A quien con la sentencia de ayer del Tribunal Europeo de Derechos Humanos se va a poner en la calle no es a un peligroso y malo cabeza rapada, es a una mujer de ETA, y ETA, si no me confundo, se presenta como izquierda muy izquierdosa. Y con esto sigo sin hacer valoraciones jurídicas o políticas del fondo de esa sentencia, que puede ser jurídicamente defendida con muy fundadas razones; o criticada también con buenas razones de tipo jurídico. Ése es otro debate y doctores tiene la Santa progenitora Iglesia. Pero, ya que sale ese tema, y para acabar, tengo otra pregunta: ¿cuántos de los que con buenas justificaciones jurídicas aplauden la sentencia en cuestión mantendrían esas razones y aplaudirían así si el beneficiado por la decisión de Estrasburgo fuera un tipejo de los GAL o un cabeza rapada con un puñado de asesinatos o un sicario que se hubiera cargado a veinte o treinta mossos d´esquadra?
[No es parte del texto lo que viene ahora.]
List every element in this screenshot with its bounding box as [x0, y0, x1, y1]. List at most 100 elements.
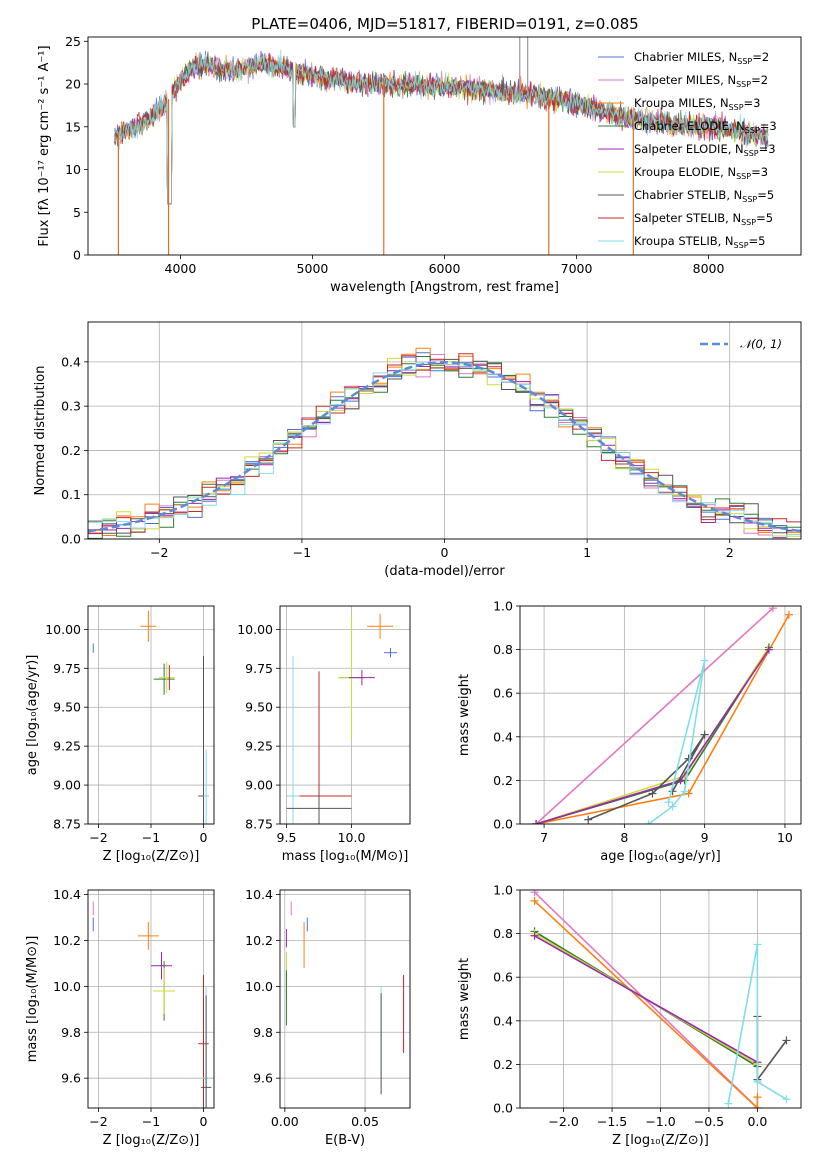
- errorbar-point: [286, 792, 352, 824]
- x-axis-label: wavelength [Angstrom, rest frame]: [330, 280, 559, 295]
- errorbar-point: [384, 648, 397, 658]
- y-tick-label: 0.0: [493, 1101, 513, 1116]
- x-tick-label: 10: [777, 830, 793, 845]
- x-axis-label: age [log₁₀(age/yr)]: [600, 849, 721, 864]
- panel-spectrum: 4000 5000 6000 7000 8000 0 5 10 15 20 25 wavelength…: [37, 34, 802, 295]
- x-tick-label: −1: [293, 545, 311, 560]
- y-tick-label: 9.75: [245, 661, 273, 676]
- axes-frame: [519, 605, 802, 825]
- weight-series: [753, 1012, 791, 1084]
- errorbar-point: [198, 974, 209, 1108]
- x-axis-label: Z [log₁₀(Z/Z⊙)]: [103, 849, 200, 864]
- axes-frame: [519, 889, 802, 1109]
- weight-line: [535, 607, 774, 824]
- weight-marker: [782, 1036, 791, 1045]
- y-axis-label: mass [log₁₀(M/M⊙)]: [25, 936, 40, 1063]
- errorbar-point: [200, 995, 212, 1108]
- legend-tail: =3: [759, 142, 776, 156]
- legend-label: Kroupa MILES, NSSP=3: [634, 96, 760, 112]
- legend-tail: =3: [751, 165, 768, 179]
- weight-marker: [684, 789, 693, 798]
- x-tick-label: 2: [726, 545, 734, 560]
- y-tick-label: 0.2: [493, 1057, 513, 1072]
- legend-entry: Salpeter STELIB, NSSP=5: [598, 211, 773, 227]
- legend-label: Salpeter ELODIE, NSSP=3: [634, 142, 776, 158]
- y-tick-label: 10.00: [45, 622, 81, 637]
- y-tick-label: 8.75: [245, 817, 273, 832]
- y-tick-label: 10.4: [245, 887, 273, 902]
- legend-tail: =3: [760, 119, 777, 133]
- y-axis-label: Flux [fλ 10⁻¹⁷ erg cm⁻² s⁻¹ A⁻¹]: [37, 45, 52, 246]
- legend-label: Kroupa ELODIE, NSSP=3: [634, 165, 768, 181]
- legend-entry: Salpeter MILES, NSSP=2: [598, 73, 768, 89]
- weight-marker: [530, 931, 539, 940]
- y-tick-label: 9.6: [61, 1071, 81, 1086]
- y-tick-label: 9.8: [61, 1025, 81, 1040]
- weight-marker: [664, 798, 673, 807]
- plot-area: [92, 901, 212, 1108]
- weight-marker: [668, 802, 677, 811]
- y-tick-label: 0.2: [61, 443, 81, 458]
- weight-marker: [753, 940, 762, 949]
- x-tick-label: 0: [200, 1114, 208, 1129]
- x-tick-label: 5000: [297, 261, 329, 276]
- legend-label: Chabrier STELIB, NSSP=5: [634, 188, 774, 204]
- x-axis-label: E(B-V): [325, 1133, 365, 1148]
- weight-line: [534, 935, 758, 1063]
- x-tick-label: −1.0: [645, 1114, 675, 1129]
- legend-tail: =5: [749, 234, 766, 248]
- errorbar-point: [140, 610, 157, 642]
- y-tick-label: 0.0: [493, 817, 513, 832]
- x-tick-label: −1.5: [597, 1114, 627, 1129]
- errorbar-point: [286, 655, 300, 824]
- weight-marker: [768, 606, 777, 613]
- weight-line: [533, 891, 758, 1108]
- y-tick-label: 0.0: [61, 532, 81, 547]
- legend-entry: Chabrier MILES, NSSP=2: [598, 50, 769, 66]
- x-axis-label: (data-model)/error: [384, 564, 505, 579]
- weight-line: [533, 900, 759, 1108]
- panel-mass-vs-ebv: 0.00 0.05 9.6 9.8 10.0 10.2 10.4 E(B-V): [245, 887, 411, 1148]
- weight-marker: [753, 1104, 762, 1108]
- y-tick-label: 9.25: [53, 739, 81, 754]
- y-tick-label: 0.4: [493, 729, 513, 744]
- weight-series: [530, 890, 762, 1108]
- x-tick-label: 1: [583, 545, 591, 560]
- weight-line: [535, 646, 770, 824]
- legend-subscript: SSP: [745, 126, 760, 135]
- weight-marker: [700, 730, 709, 739]
- legend-subscript: SSP: [729, 103, 744, 112]
- x-tick-label: 0.00: [271, 1114, 299, 1129]
- y-tick-label: 0.4: [493, 1013, 513, 1028]
- panel-weight-vs-Z: −2.0 −1.5 −1.0 −0.5 0.0 0.0 0.2 0.4 0.6 0.8 1.0 Z […: [457, 883, 802, 1148]
- legend-label: Salpeter MILES, NSSP=2: [634, 73, 768, 89]
- x-tick-label: 10.0: [338, 830, 366, 845]
- plot-area: [114, 37, 769, 255]
- y-tick-label: 0.4: [61, 354, 81, 369]
- legend-subscript: SSP: [742, 195, 757, 204]
- legend-subscript: SSP: [734, 241, 749, 250]
- y-tick-label: 10.2: [53, 933, 81, 948]
- plot-area: [88, 347, 801, 539]
- y-tick-label: 15: [65, 119, 81, 134]
- weight-series: [530, 896, 762, 1108]
- y-tick-label: 8.75: [53, 817, 81, 832]
- x-tick-label: −2: [89, 830, 107, 845]
- y-tick-label: 9.50: [245, 700, 273, 715]
- legend-tail: =5: [757, 188, 774, 202]
- y-tick-label: 0.6: [493, 686, 513, 701]
- y-tick-label: 0.8: [493, 926, 513, 941]
- errorbar-point: [203, 749, 209, 824]
- x-tick-label: 0.0: [747, 1114, 767, 1129]
- y-axis-label: mass weight: [457, 674, 472, 756]
- legend-label: Chabrier ELODIE, NSSP=3: [634, 119, 777, 135]
- y-tick-label: 10.0: [53, 979, 81, 994]
- legend-tail: =2: [751, 73, 768, 87]
- x-tick-label: −0.5: [694, 1114, 724, 1129]
- legend-entry: Kroupa STELIB, NSSP=5: [598, 234, 765, 250]
- legend-label: Chabrier MILES, NSSP=2: [634, 50, 769, 66]
- y-tick-label: 1.0: [493, 883, 513, 898]
- y-tick-label: 9.50: [53, 700, 81, 715]
- weight-series: [584, 730, 709, 824]
- legend-label: Salpeter STELIB, NSSP=5: [634, 211, 773, 227]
Algunos sí; pero muchos no.
Existe un cuarto grupo de ciudadanos, pero somos pocos o no se nos oye apenas o no nos dan bola. Somos los que descreemos de las naciones, de todas, los que, mientras haya Estados, quisiéramos vivir en uno que fuera funcionalmente apto, con justicia social, honestidad en las instituciones y democracia real de esa que llaman deliberativa, con una constitución decente y bien acordada y en un ambiente de lealtad constitucional. Nos importa un pito que sea un Estado-nación o un Estado-camisón o un Estado-armario ropero, que sea mononacional o plurinacional, que tenga una lengua oficial o varias, con tal de que cada uno hable como le dé la gana, incluidos el checo y el húngaro, si a alguien le da por ahí, donde la mayoría vaya a misa o se tome el vermú a esa hora, con selección nacional de fútbol potente o cansada, con las fronteras tras aquellas montañas o en el río de quinientos kilómetros más allá, y se llame España o Paellastán. Si los que se dicen no nacionalistas ni de un lado ni de otro y liberales o progresistas a tope fueran un poco consecuentes, formaríamos mayoría razonable para poner solución razonable, viable y perdurable. Pero si no hay apenas más que forofos de tal nación o tal otra y forofos antiuna y no antiotras, entonces no salimos de ésta y seguiremos instalados en el ardor de estomago y las ganas de hacer las maletas.